I actually disagree that this is the reason for the aversion. Instead I think it comes down to a couple of things:

1. Containers are commodity. For commodities, price wins first, then marketing. Docker is equally free (as in beer) and is far better marketed 2. There are a very low number of people working on systemd-nspawn and a very high number of people working on docker (and the ecosystem). 3. Dockerfiles and images are ubiquitous. They're easy to support from other run times, but if you're already in the ecosystem, what's the incentive to change?


There is also the fact that some people have a knee jerk reaction to hate anything associated with systemd. Although, I think that is less significant than the two reasons you listed.


I think people in generate are happy that systemd happend


yea thats what my general understanding of that was too, people want the most shrink wrappiest and minimal virtualisation boundary


* crun could go much lower than that, and require < 1M. The used 4MB is a hard limit set directly in Podman before calling the OCI runtime.*

Enough room to hide a lisp implementation!


For those of us not into this space, does this replace docker or kubernetes or just some piece of the puzzle that could be bolted into both to replace some component?


Take a car, the engine is the OCI runtime, crun, containerd, etc.. The whole car is Docker, or Podman. Kubernetes is the city where the cars run.

---

EDIT: For more details, OCI (Open Container Initiative) defines a few things:

  - an image format (how to create them)
  - a runtime specification (how to run them)
  - ...
A container runtime is an implementation of one of those things.
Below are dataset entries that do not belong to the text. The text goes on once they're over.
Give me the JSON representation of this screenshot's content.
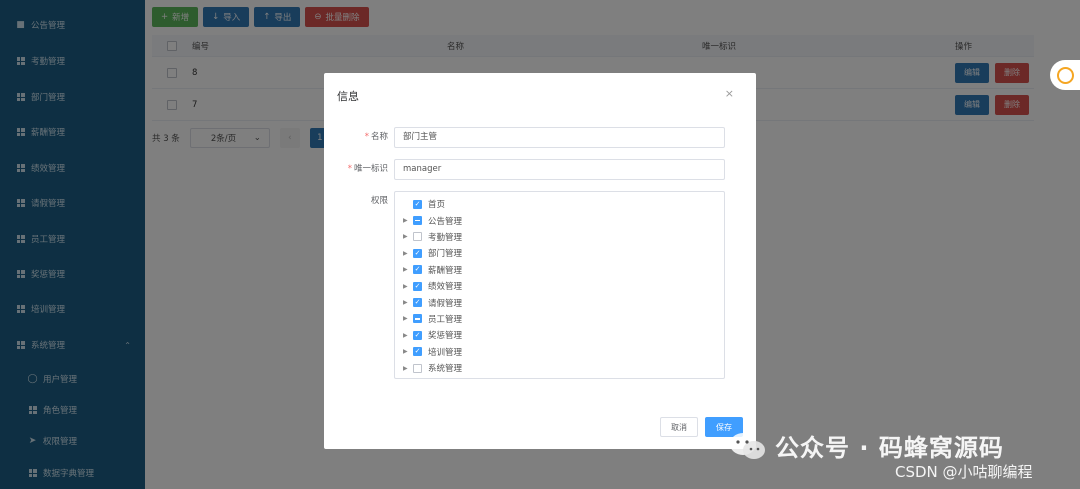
{
  "sidebar": {
    "items": [
      {
        "label": "公告管理",
        "icon": "notice-icon"
      },
      {
        "label": "考勤管理",
        "icon": "grid-icon"
      },
      {
        "label": "部门管理",
        "icon": "grid-icon"
      },
      {
        "label": "薪酬管理",
        "icon": "grid-icon"
      },
      {
        "label": "绩效管理",
        "icon": "grid-icon"
      },
      {
        "label": "请假管理",
        "icon": "grid-icon"
      },
      {
        "label": "员工管理",
        "icon": "grid-icon"
      },
      {
        "label": "奖惩管理",
        "icon": "grid-icon"
      },
      {
        "label": "培训管理",
        "icon": "grid-icon"
      },
      {
        "label": "系统管理",
        "icon": "apps-icon",
        "expanded": true
      }
    ],
    "sub_items": [
      {
        "label": "用户管理",
        "icon": "user-icon"
      },
      {
        "label": "角色管理",
        "icon": "grid-icon"
      },
      {
        "label": "权限管理",
        "icon": "send-icon"
      },
      {
        "label": "数据字典管理",
        "icon": "grid-icon"
      }
    ]
  },
  "toolbar": {
    "add_label": "新增",
    "import_label": "导入",
    "export_label": "导出",
    "batch_delete_label": "批量删除"
  },
  "table": {
    "headers": {
      "id": "编号",
      "name": "名称",
      "key": "唯一标识",
      "op": "操作"
    },
    "rows": [
      {
        "id": "8"
      },
      {
        "id": "7"
      }
    ],
    "edit_label": "编辑",
    "delete_label": "删除"
  },
  "pager": {
    "total": "共 3 条",
    "page_size": "2条/页",
    "current_page": "1"
  },
  "dialog": {
    "title": "信息",
    "close": "×",
    "name_label": "名称",
    "name_value": "部门主管",
    "key_label": "唯一标识",
    "key_value": "manager",
    "perm_label": "权限",
    "tree": [
      {
        "label": "首页",
        "state": "on",
        "has_children": false
      },
      {
        "label": "公告管理",
        "state": "part",
        "has_children": true
      },
      {
        "label": "考勤管理",
        "state": "off",
        "has_children": true
      },
      {
        "label": "部门管理",
        "state": "on",
        "has_children": true
      },
      {
        "label": "薪酬管理",
        "state": "on",
        "has_children": true
      },
      {
        "label": "绩效管理",
        "state": "on",
        "has_children": true
      },
      {
        "label": "请假管理",
        "state": "on",
        "has_children": true
      },
      {
        "label": "员工管理",
        "state": "part",
        "has_children": true
      },
      {
        "label": "奖惩管理",
        "state": "on",
        "has_children": true
      },
      {
        "label": "培训管理",
        "state": "on",
        "has_children": true
      },
      {
        "label": "系统管理",
        "state": "off",
        "has_children": true
      }
    ],
    "cancel_label": "取消",
    "save_label": "保存"
  },
  "watermark": {
    "line1": "公众号 · 码蜂窝源码",
    "line2": "CSDN @小咕聊编程"
  },
  "colors": {
    "sidebar": "#1c5f86",
    "primary": "#409eff",
    "table_btn_blue": "#337ab7",
    "danger": "#d9534f",
    "success": "#5cb85c",
    "widget_ring": "#f5a623"
  }
}
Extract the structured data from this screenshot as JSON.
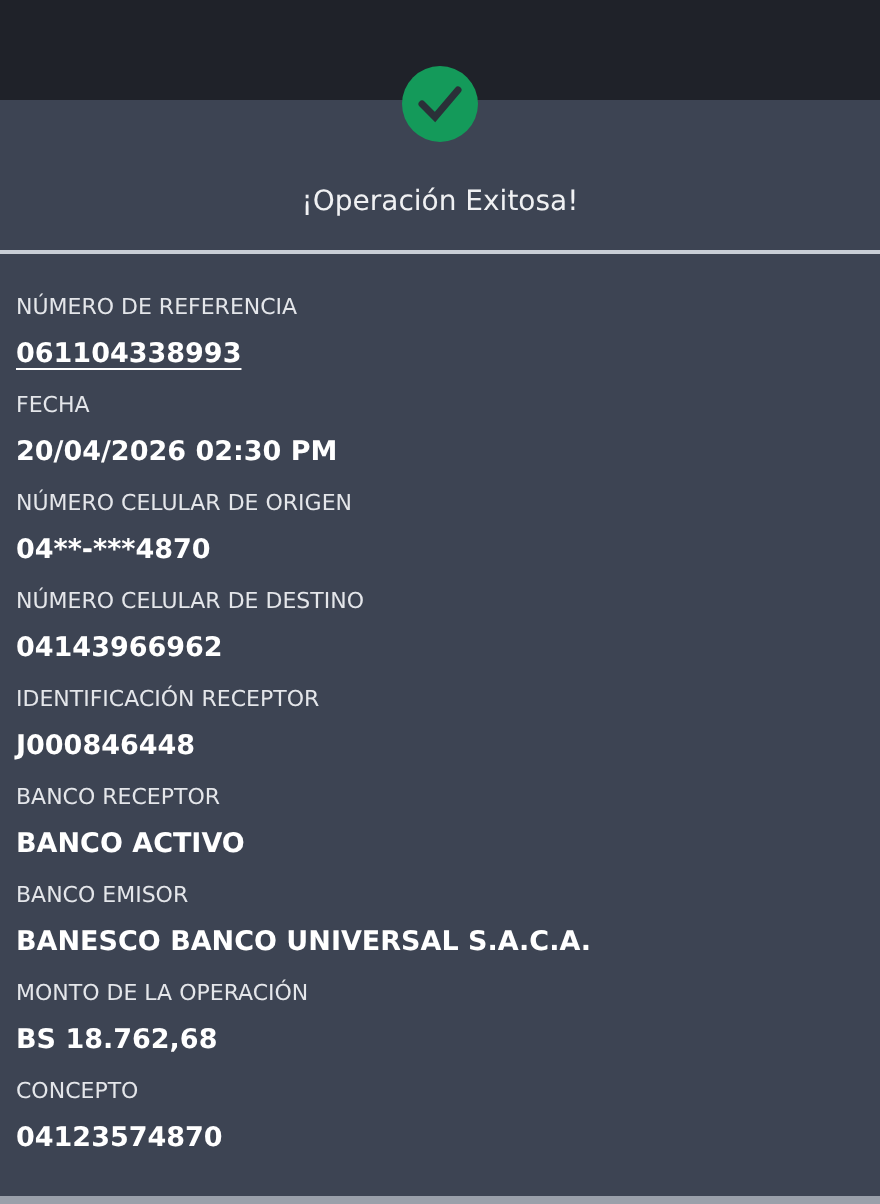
{
  "header": {
    "title": "¡Operación Exitosa!"
  },
  "fields": [
    {
      "label": "NÚMERO DE REFERENCIA",
      "value": "061104338993",
      "link": true
    },
    {
      "label": "FECHA",
      "value": "20/04/2026 02:30 PM",
      "link": false
    },
    {
      "label": "NÚMERO CELULAR DE ORIGEN",
      "value": "04**-***4870",
      "link": false
    },
    {
      "label": "NÚMERO CELULAR DE DESTINO",
      "value": "04143966962",
      "link": false
    },
    {
      "label": "IDENTIFICACIÓN RECEPTOR",
      "value": "J000846448",
      "link": false
    },
    {
      "label": "BANCO RECEPTOR",
      "value": "BANCO ACTIVO",
      "link": false
    },
    {
      "label": "BANCO EMISOR",
      "value": "BANESCO BANCO UNIVERSAL S.A.C.A.",
      "link": false
    },
    {
      "label": "MONTO DE LA OPERACIÓN",
      "value": "BS 18.762,68",
      "link": false
    },
    {
      "label": "CONCEPTO",
      "value": "04123574870",
      "link": false
    }
  ]
}
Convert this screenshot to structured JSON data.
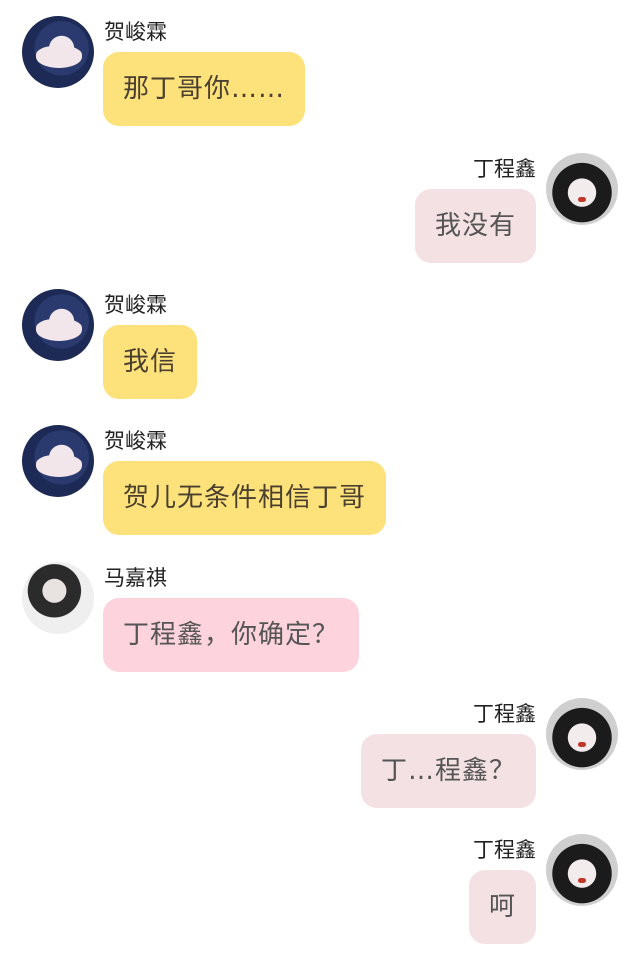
{
  "messages": [
    {
      "side": "left",
      "sender": "贺峻霖",
      "avatar": "avatar-he",
      "bubble_color": "yellow",
      "text": "那丁哥你……"
    },
    {
      "side": "right",
      "sender": "丁程鑫",
      "avatar": "avatar-ding",
      "bubble_color": "mauve",
      "text": "我没有"
    },
    {
      "side": "left",
      "sender": "贺峻霖",
      "avatar": "avatar-he",
      "bubble_color": "yellow",
      "text": "我信"
    },
    {
      "side": "left",
      "sender": "贺峻霖",
      "avatar": "avatar-he",
      "bubble_color": "yellow",
      "text": "贺儿无条件相信丁哥"
    },
    {
      "side": "left",
      "sender": "马嘉祺",
      "avatar": "avatar-ma",
      "bubble_color": "pink",
      "text": "丁程鑫，你确定？"
    },
    {
      "side": "right",
      "sender": "丁程鑫",
      "avatar": "avatar-ding",
      "bubble_color": "mauve",
      "text": "丁…程鑫？"
    },
    {
      "side": "right",
      "sender": "丁程鑫",
      "avatar": "avatar-ding",
      "bubble_color": "mauve",
      "text": "呵"
    }
  ],
  "colors": {
    "yellow": "#fde17a",
    "pink": "#fdd3dd",
    "mauve": "#f4e1e3",
    "background": "#ffffff"
  }
}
Docker is a set of tools hidden under a unified CLI which gives you the ability to:

  - create images
  - upload/download images to/from a registry
  - run images with volumes, networking configuration, environment variables, ...
But Docker is only one host.

Kubernetes is an interface to abstract a cluster of hosts. Everything is described as a "resource" which goes through the "control loop":

  1. the user uses the k8s REST API to create/read/update/delete the resource
  2. the k8s api server will contact admission controllers (via webhook) to authorize (and/or mutate) the action
  3. the action is persisted to a distributed database (usually, etcd)
  4. then, controllers are notified of the change and will run the side effects
This is the simplified version. But what is stored in the distributed database is called the "desired" state, and controllers have the duty of observing the real state (the "observed" state) and make it converge towards the "desired" state.

So a "Pod" controller's job will be to observe Docker instances, to check what containers are running, and start/stop the containers based on what "Pod" resources exists in k8s's database.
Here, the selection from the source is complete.